The man relapsed gratefully into a chair.
“I’ll leave out everything that doesn’t count, sir,” he said. “I’ll be as brief as I can. I want you to go back to the night I waited upon you at dinner the night Mr. Oliver Hilditch was found dead. You gave evidence. The jury brought it in ‘suicide.’ It wasn’t suicide at all, sir. Mr. Hilditch was murdered.”
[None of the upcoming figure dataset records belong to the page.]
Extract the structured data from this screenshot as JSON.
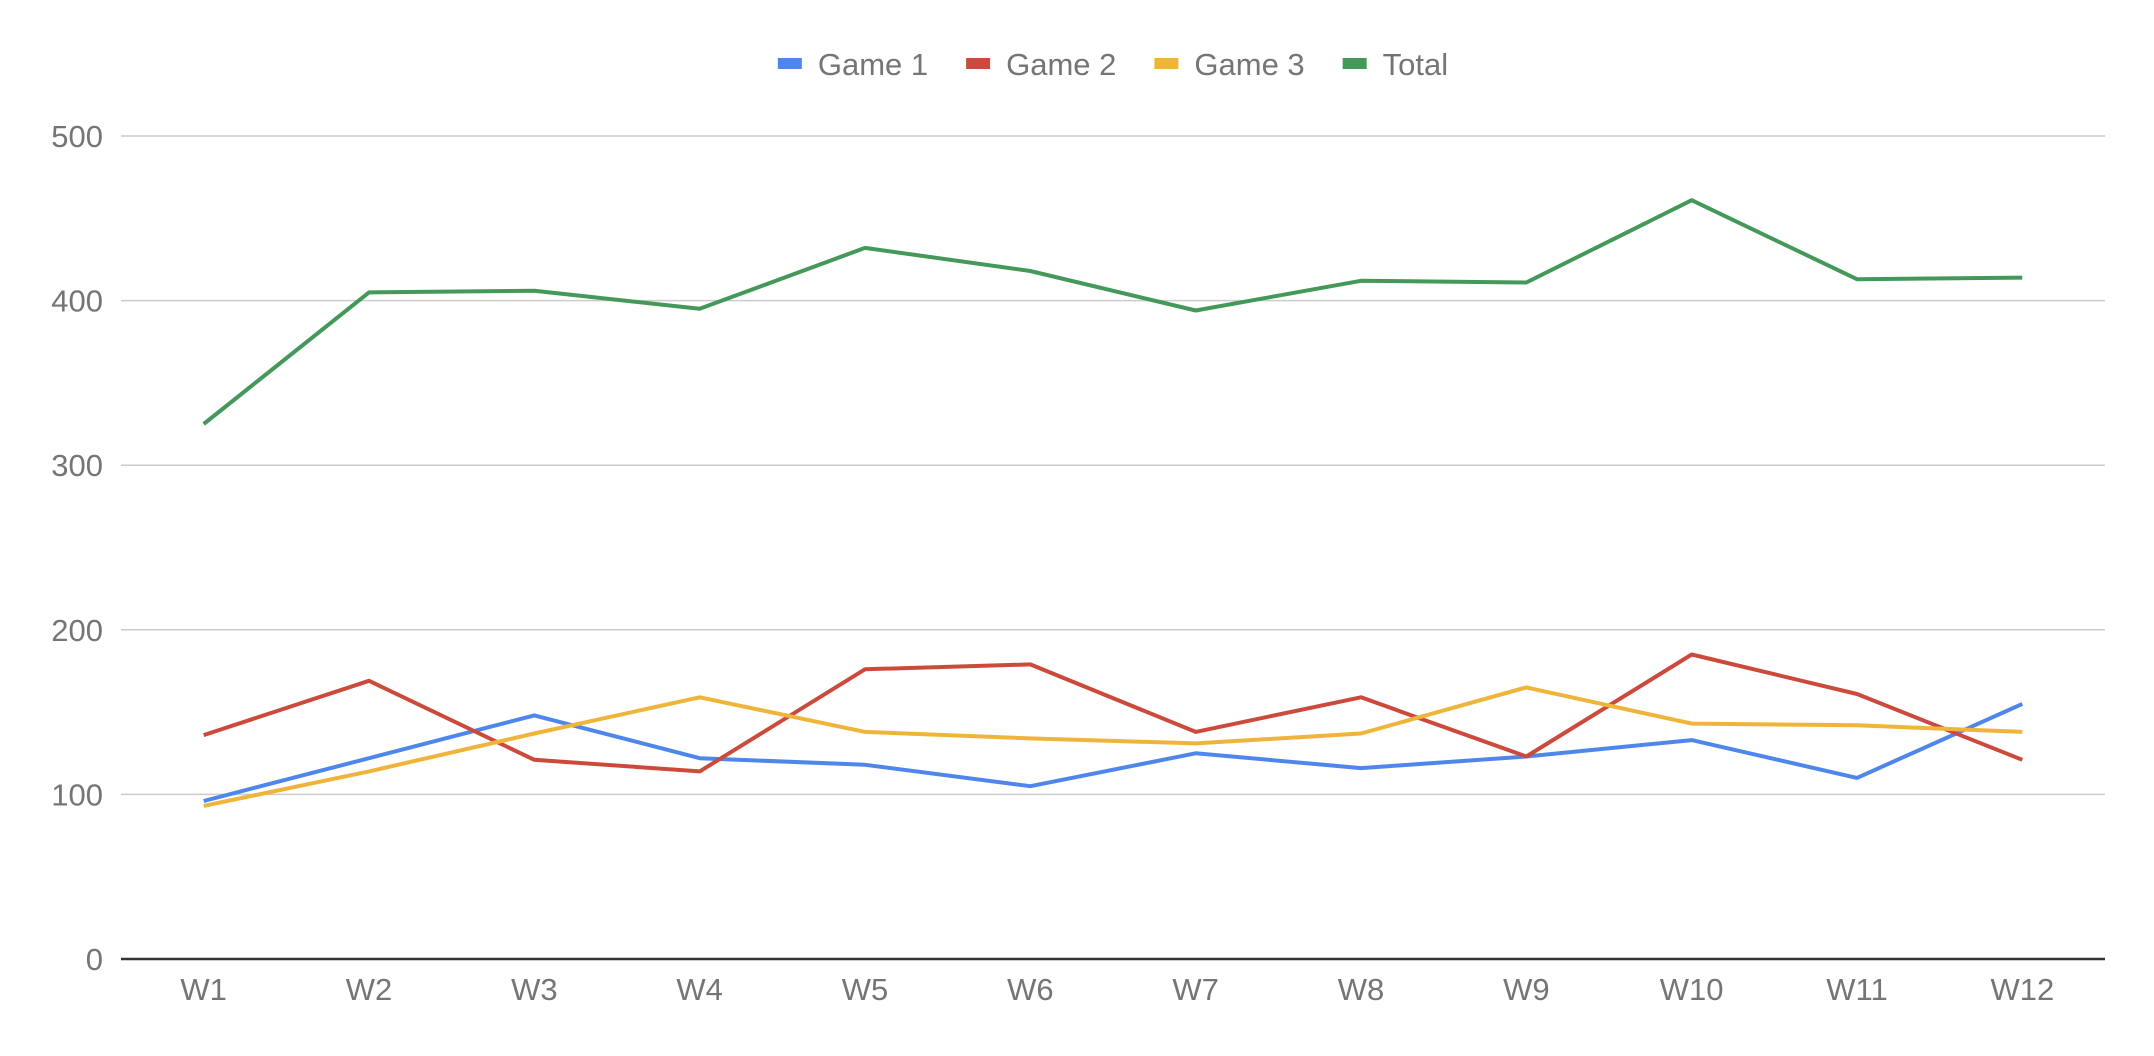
{
  "chart_data": {
    "type": "line",
    "title": "",
    "xlabel": "",
    "ylabel": "",
    "categories": [
      "W1",
      "W2",
      "W3",
      "W4",
      "W5",
      "W6",
      "W7",
      "W8",
      "W9",
      "W10",
      "W11",
      "W12"
    ],
    "ylim": [
      0,
      500
    ],
    "yticks": [
      0,
      100,
      200,
      300,
      400,
      500
    ],
    "ytick_labels": [
      "0",
      "100",
      "200",
      "300",
      "400",
      "500"
    ],
    "grid": true,
    "legend_position": "top",
    "series": [
      {
        "name": "Game 1",
        "color": "#4e86ec",
        "values": [
          96,
          122,
          148,
          122,
          118,
          105,
          125,
          116,
          123,
          133,
          110,
          155
        ]
      },
      {
        "name": "Game 2",
        "color": "#cc4a3b",
        "values": [
          136,
          169,
          121,
          114,
          176,
          179,
          138,
          159,
          123,
          185,
          161,
          121
        ]
      },
      {
        "name": "Game 3",
        "color": "#efb43a",
        "values": [
          93,
          114,
          137,
          159,
          138,
          134,
          131,
          137,
          165,
          143,
          142,
          138
        ]
      },
      {
        "name": "Total",
        "color": "#43985a",
        "values": [
          325,
          405,
          406,
          395,
          432,
          418,
          394,
          412,
          411,
          461,
          413,
          414
        ]
      }
    ]
  }
}
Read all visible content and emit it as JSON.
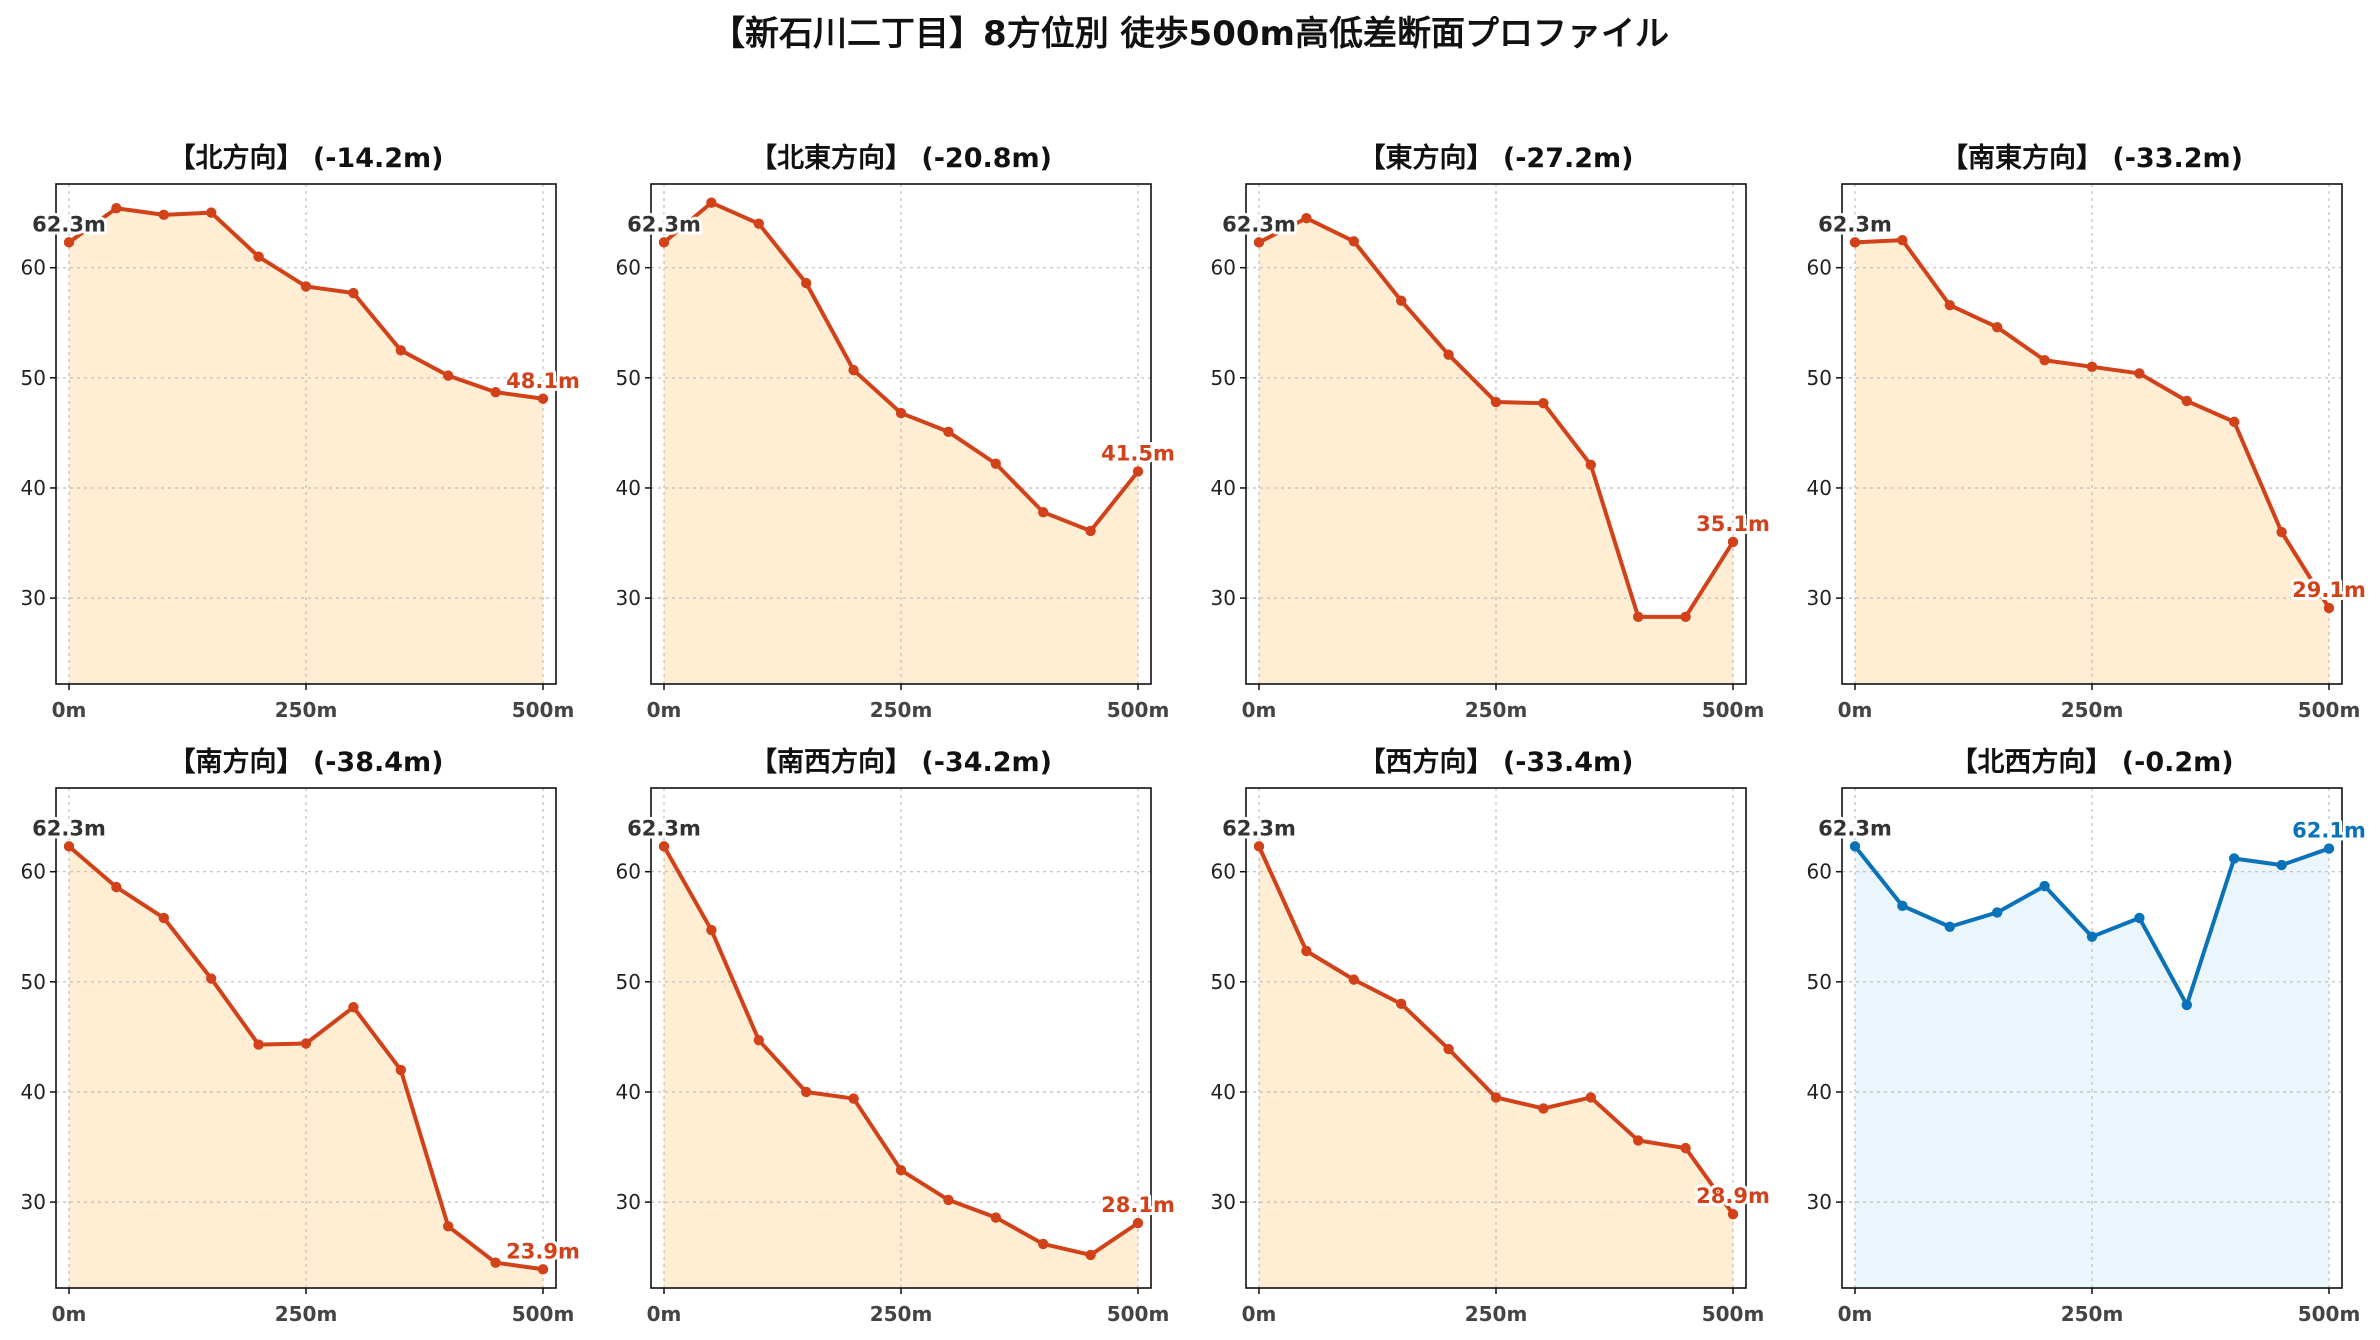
{
  "title": "【新石川二丁目】8方位別 徒歩500m高低差断面プロファイル",
  "colors": {
    "descent": "#d2421a",
    "descent_fill": "#ffeed4",
    "flat": "#0a72b8",
    "flat_fill": "#eaf6fc"
  },
  "chart_data": [
    {
      "type": "area",
      "title": "【北方向】 (-14.2m)",
      "x": [
        0,
        50,
        100,
        150,
        200,
        250,
        300,
        350,
        400,
        450,
        500
      ],
      "values": [
        62.3,
        65.4,
        64.8,
        65.0,
        61.0,
        58.3,
        57.7,
        52.5,
        50.2,
        48.7,
        48.1
      ],
      "start_label": "62.3m",
      "end_label": "48.1m",
      "xticks": [
        "0m",
        "250m",
        "500m"
      ],
      "yticks": [
        30,
        40,
        50,
        60
      ],
      "ylim": [
        22.2,
        67.6
      ],
      "grid": true,
      "color": "descent"
    },
    {
      "type": "area",
      "title": "【北東方向】 (-20.8m)",
      "x": [
        0,
        50,
        100,
        150,
        200,
        250,
        300,
        350,
        400,
        450,
        500
      ],
      "values": [
        62.3,
        65.9,
        64.0,
        58.6,
        50.7,
        46.8,
        45.1,
        42.2,
        37.8,
        36.1,
        41.5
      ],
      "start_label": "62.3m",
      "end_label": "41.5m",
      "xticks": [
        "0m",
        "250m",
        "500m"
      ],
      "yticks": [
        30,
        40,
        50,
        60
      ],
      "ylim": [
        22.2,
        67.6
      ],
      "grid": true,
      "color": "descent"
    },
    {
      "type": "area",
      "title": "【東方向】 (-27.2m)",
      "x": [
        0,
        50,
        100,
        150,
        200,
        250,
        300,
        350,
        400,
        450,
        500
      ],
      "values": [
        62.3,
        64.5,
        62.4,
        57.0,
        52.1,
        47.8,
        47.7,
        42.1,
        28.3,
        28.3,
        35.1
      ],
      "start_label": "62.3m",
      "end_label": "35.1m",
      "xticks": [
        "0m",
        "250m",
        "500m"
      ],
      "yticks": [
        30,
        40,
        50,
        60
      ],
      "ylim": [
        22.2,
        67.6
      ],
      "grid": true,
      "color": "descent"
    },
    {
      "type": "area",
      "title": "【南東方向】 (-33.2m)",
      "x": [
        0,
        50,
        100,
        150,
        200,
        250,
        300,
        350,
        400,
        450,
        500
      ],
      "values": [
        62.3,
        62.5,
        56.6,
        54.6,
        51.6,
        51.0,
        50.4,
        47.9,
        46.0,
        36.0,
        29.1
      ],
      "start_label": "62.3m",
      "end_label": "29.1m",
      "xticks": [
        "0m",
        "250m",
        "500m"
      ],
      "yticks": [
        30,
        40,
        50,
        60
      ],
      "ylim": [
        22.2,
        67.6
      ],
      "grid": true,
      "color": "descent"
    },
    {
      "type": "area",
      "title": "【南方向】 (-38.4m)",
      "x": [
        0,
        50,
        100,
        150,
        200,
        250,
        300,
        350,
        400,
        450,
        500
      ],
      "values": [
        62.3,
        58.6,
        55.8,
        50.3,
        44.3,
        44.4,
        47.7,
        42.0,
        27.8,
        24.5,
        23.9
      ],
      "start_label": "62.3m",
      "end_label": "23.9m",
      "xticks": [
        "0m",
        "250m",
        "500m"
      ],
      "yticks": [
        30,
        40,
        50,
        60
      ],
      "ylim": [
        22.2,
        67.6
      ],
      "grid": true,
      "color": "descent"
    },
    {
      "type": "area",
      "title": "【南西方向】 (-34.2m)",
      "x": [
        0,
        50,
        100,
        150,
        200,
        250,
        300,
        350,
        400,
        450,
        500
      ],
      "values": [
        62.3,
        54.7,
        44.7,
        40.0,
        39.4,
        32.9,
        30.2,
        28.6,
        26.2,
        25.2,
        28.1
      ],
      "start_label": "62.3m",
      "end_label": "28.1m",
      "xticks": [
        "0m",
        "250m",
        "500m"
      ],
      "yticks": [
        30,
        40,
        50,
        60
      ],
      "ylim": [
        22.2,
        67.6
      ],
      "grid": true,
      "color": "descent"
    },
    {
      "type": "area",
      "title": "【西方向】 (-33.4m)",
      "x": [
        0,
        50,
        100,
        150,
        200,
        250,
        300,
        350,
        400,
        450,
        500
      ],
      "values": [
        62.3,
        52.8,
        50.2,
        48.0,
        43.9,
        39.5,
        38.5,
        39.5,
        35.6,
        34.9,
        28.9
      ],
      "start_label": "62.3m",
      "end_label": "28.9m",
      "xticks": [
        "0m",
        "250m",
        "500m"
      ],
      "yticks": [
        30,
        40,
        50,
        60
      ],
      "ylim": [
        22.2,
        67.6
      ],
      "grid": true,
      "color": "descent"
    },
    {
      "type": "area",
      "title": "【北西方向】 (-0.2m)",
      "x": [
        0,
        50,
        100,
        150,
        200,
        250,
        300,
        350,
        400,
        450,
        500
      ],
      "values": [
        62.3,
        56.9,
        55.0,
        56.3,
        58.7,
        54.1,
        55.8,
        47.9,
        61.2,
        60.6,
        62.1
      ],
      "start_label": "62.3m",
      "end_label": "62.1m",
      "xticks": [
        "0m",
        "250m",
        "500m"
      ],
      "yticks": [
        30,
        40,
        50,
        60
      ],
      "ylim": [
        22.2,
        67.6
      ],
      "grid": true,
      "color": "flat"
    }
  ]
}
The sense of horror against which he had been struggling during the last few hours, crept once more through the whole being of the man who listened. He was face to face once more with that terrible issue. Had he perjured himself in vain? Was the whole structure of his dreams about to collapse, to fall about his ears?
“By whom?” he faltered.
“By Sir Timothy Brast, sir.”
Francis, who had been standing with his hand upon the table, felt suddenly inclined to laugh. Facile though his brain was, the change of issues was too tremendous for him to readily assimilate it. He picked up a cigarette from an open box, with shaking fingers, lit it, and threw himself into an easy-chair. He was all the time quite unconscious of what he was doing.
“Sir Timothy Brast?” he repeated.
“Yes, sir,” the man reiterated. “I wish to tell you the whole story.”
“I am listening,” Francis assured him.